Bref, j'ai examiné les points évoqués, dont certaines bonnes idées exprimées par les gens d'en face. Je dois dire néanmoins que je ne vois pas d'argument assez convaincant pour m'amener à appuyer ce projet de loi dans sa version actuelle ou même dans un contexte plus général.

Le président suppléant (M. Kilger): L'heure réservée aux initiatives parlementaires est maintenant écoulée. Conformément au paragraphe 98(1) du Règlement, l'article retombe au bas de la liste de priorité du Feuilleton.

Avant d'ajourner nos travaux, je vais donner la parole à la députée de Mission-Coquitlam.
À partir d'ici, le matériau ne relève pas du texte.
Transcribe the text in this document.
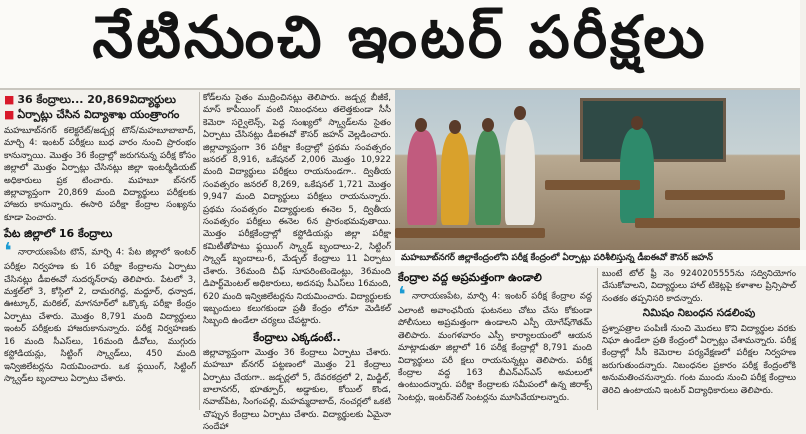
నేటినుంచి ఇంటర్ పరీక్షలు
■ 36 కేంద్రాలు... 20,869విద్యార్థులు
■ ఏర్పాట్లు చేసిన విద్యాశాఖ యంత్రాంగం
మహబూబ్‌నగర్ కలెక్టరేట్/జడ్చర్ల టౌన్/మహబూబాబాద్, మార్చి 4: ఇంటర్ పరీక్షలు బుధ వారం నుంచి ప్రారంభం కానున్నాయి. మొత్తం 36 కేంద్రాల్లో జరుగనున్న పరీక్ష కోసం జిల్లాలో మొత్తం ఏర్పాట్లు చేసినట్లు జిల్లా ఇంటర్మీడియట్ అధికారులు ప్రక టించారు. మహబూ బ్‌నగర్ జిల్లావ్యాప్తంగా 20,869 మంది విద్యార్థులు పరీక్షలకు హాజరు కానున్నారు. ఈసారి పరీక్షా కేంద్రాల సంఖ్యను కూడా పెంచారు.
పేట జిల్లాలో 16 కేంద్రాలు
❛ నారాయణపేట టౌన్, మార్చి 4: పేట జిల్లాలో ఇంటర్ పరీక్షల నిర్వహణ కు 16 పరీక్షా కేంద్రాలను ఏర్పాటు చేసినట్లు డీఐఈవో సుదర్శన్‌రావు తెలిపారు. పేటలో 3, మక్తల్‌లో 3, కోస్గిలో 2, దామరగిద్ద, మద్దూర్, ధన్వాడ, ఊట్కూర్, మరికల్, మాగనూర్‌లో ఒక్కొక్క పరీక్షా కేంద్రం ఏర్పాటు చేశారు. మొత్తం 8,791 మంది విద్యార్థులు ఇంటర్ పరీక్షలకు హాజరుకానున్నారు. పరీక్ష నిర్వహణకు 16 మంది సీఎస్‌లు, 16మంది డీవోలు, ముగ్గురు కస్టోడియన్లు, సిట్టింగ్ స్క్వాడ్‌లు, 450 మంది ఇన్విజిలేటర్లను నియమించారు. ఒక ఫ్లయింగ్, సిట్టింగ్ స్క్వాడ్‌ల బృందాలు ఏర్పాటు చేశారు.
కోడ్‌లను సైతం ముద్రించినట్లు తెలిపారు. జడ్చర్ల బీజీకే, మాస్ కాపీయింగ్ వంటి నిబంధనలు తలెత్తకుండా సీసీ కెమెరా సర్వైలెన్స్, పెద్ద సంఖ్యలో స్క్వాడ్‌లను సైతం ఏర్పాటు చేసినట్లు డీఐఈవో కౌసర్ జహన్ వెల్లడించారు. జిల్లావ్యాప్తంగా 36 పరీక్షా కేంద్రాల్లో ప్రథమ సంవత్సరం జనరల్ 8,916, ఒకేషనల్ 2,006 మొత్తం 10,922 మంది విద్యార్థులు పరీక్షలు రాయనుండగా.. ద్వితీయ సంవత్సరం జనరల్ 8,269, ఒకేషనల్ 1,721 మొత్తం 9,947 మంది విద్యార్థులు పరీక్షలు రాయనున్నారు. ప్రథమ సంవత్సరం విద్యార్థులకు ఈనెల 5, ద్వితీయ సంవత్సరం పరీక్షలు ఈనెల 6న ప్రారంభమవుతాయి. మొత్తం పరీక్షకేంద్రాల్లో కస్టోడియన్లు జిల్లా పరీక్షా కమిటీతోపాటు ఫ్లయింగ్ స్క్వాడ్ బృందాలు-2, సిట్టింగ్ స్క్వాడ్ బృందాలు-6, మేడ్చల్ కేంద్రాలు 11 ఏర్పాటు చేశారు. 36మంది చీఫ్ సూపరింటెండెంట్లు, 36మంది డిపార్ట్‌మెంటల్ అధికారులు, అదనపు సీఎస్‌లు 16మంది, 620 మంది ఇన్విజిలేటర్లను నియమించారు. విద్యార్థులకు ఇబ్బందులు కలుగకుండా ప్రతీ కేంద్రం లోనూ మెడికల్ సిబ్బంది ఉండేలా చర్యలు చేపట్టారు.
కేంద్రాలు ఎక్కడంటే..
జిల్లావ్యాప్తంగా మొత్తం 36 కేంద్రాలు ఏర్పాటు చేశారు. మహబూ బ్‌నగర్ పట్టణంలో మొత్తం 21 కేంద్రాలు ఏర్పాటు చేయగా.. జడ్చర్లలో 5, దేవరకద్రలో 2, మిడ్జిల్, బాలానగర్, భూత్పూర్, అడ్డాకుల, కోయిల్ కొండ, నవాబ్‌పేట, సింగంపల్లి, మహమ్మదాబాద్, నంచర్లలో ఒకటి చొప్పున కేంద్రాలు ఏర్పాటు చేశారు. విద్యార్థులకు ఏమైనా సందేహా
మహబూబ్‌నగర్ జిల్లాకేంద్రంలోని పరీక్ష కేంద్రంలో ఏర్పాట్లు పరిశీలిస్తున్న డీఐఈవో కౌసర్ జహన్
కేంద్రాల వద్ద అప్రమత్తంగా ఉండాలి
❛ నారాయణపేట, మార్చి 4: ఇంటర్ పరీక్ష కేంద్రాల వద్ద ఎలాంటి అవాంఛనీయ ఘటనలు చోటు చేసు కోకుండా పోలీసులు అప్రమత్తంగా ఉండాలని ఎస్పీ యోగేష్‌గౌతమ్ తెలిపారు. మంగళవారం ఎస్పీ కార్యాలయంలో ఆయన మాట్లాడుతూ జిల్లాలో 16 పరీక్ష కేంద్రాల్లో 8,791 మంది విద్యార్థులు పరీ క్షలు రాయనున్నట్లు తెలిపారు. పరీక్ష కేంద్రాల వద్ద 163 బీఎన్ఎస్ఎస్ అమలులో ఉంటుందన్నారు. పరీక్షా కేంద్రాలకు సమీపంలో ఉన్న జిరాక్స్ సెంటర్లు, ఇంటర్‌నెట్ సెంటర్లను మూసివేయాలన్నారు.
బుంటే టోల్ ఫ్రీ నెం 9240205555ను సద్వినియోగం చేసుకోవాలని, విద్యార్థులు హాల్ టికెట్లపై కళాశాల ప్రిన్సిపాల్ సంతకం తప్పనిసరి కాదన్నారు.
నిమిషం నిబంధన సడలింపు
ప్రశ్నాపత్రాల పంపిణీ నుంచి మొదలు కొని విద్యార్థుల వరకు నిఘా ఉండేలా ప్రతి కేంద్రంలో ఏర్పాట్లు చేశామన్నారు. పరీక్ష కేంద్రాల్లో సీసీ కెమెరాల పర్యవేక్షణలో పరీక్షల నిర్వహణ జరుగుతుందన్నారు. నిబంధనల ప్రకారం పరీక్ష కేంద్రంలోకి అనుమతించనున్నారు. గంట ముందు నుంచి పరీక్ష కేంద్రాలు తెరిచి ఉంటాయని ఇంటర్ విద్యాధికారులు తెలిపారు.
Si je me souviens bien, il y a quelques semaines elle nous a annoncé qu'elle serait bientôt grand-mère. Elle désire peut-être nous donner de plus récentes nouvelles à ce sujet avant que la Chambre ne s'ajourne pour la fin de semaine.

Mme Jennings: Merci, monsieur le Président. Effectivement, j'ai maintenant un septième petit-enfant; c'est un garçon nommé David Michael Jennings qui pesait 9 livres, 5 onces à la naissance.

Des voix: Bravo!

Le président suppléant (M. Kilger): Comme il est 14 h 55, la Chambre s'ajourne à 11 heures lundi prochain, conformément au paragraphe 24(1) du Règlement.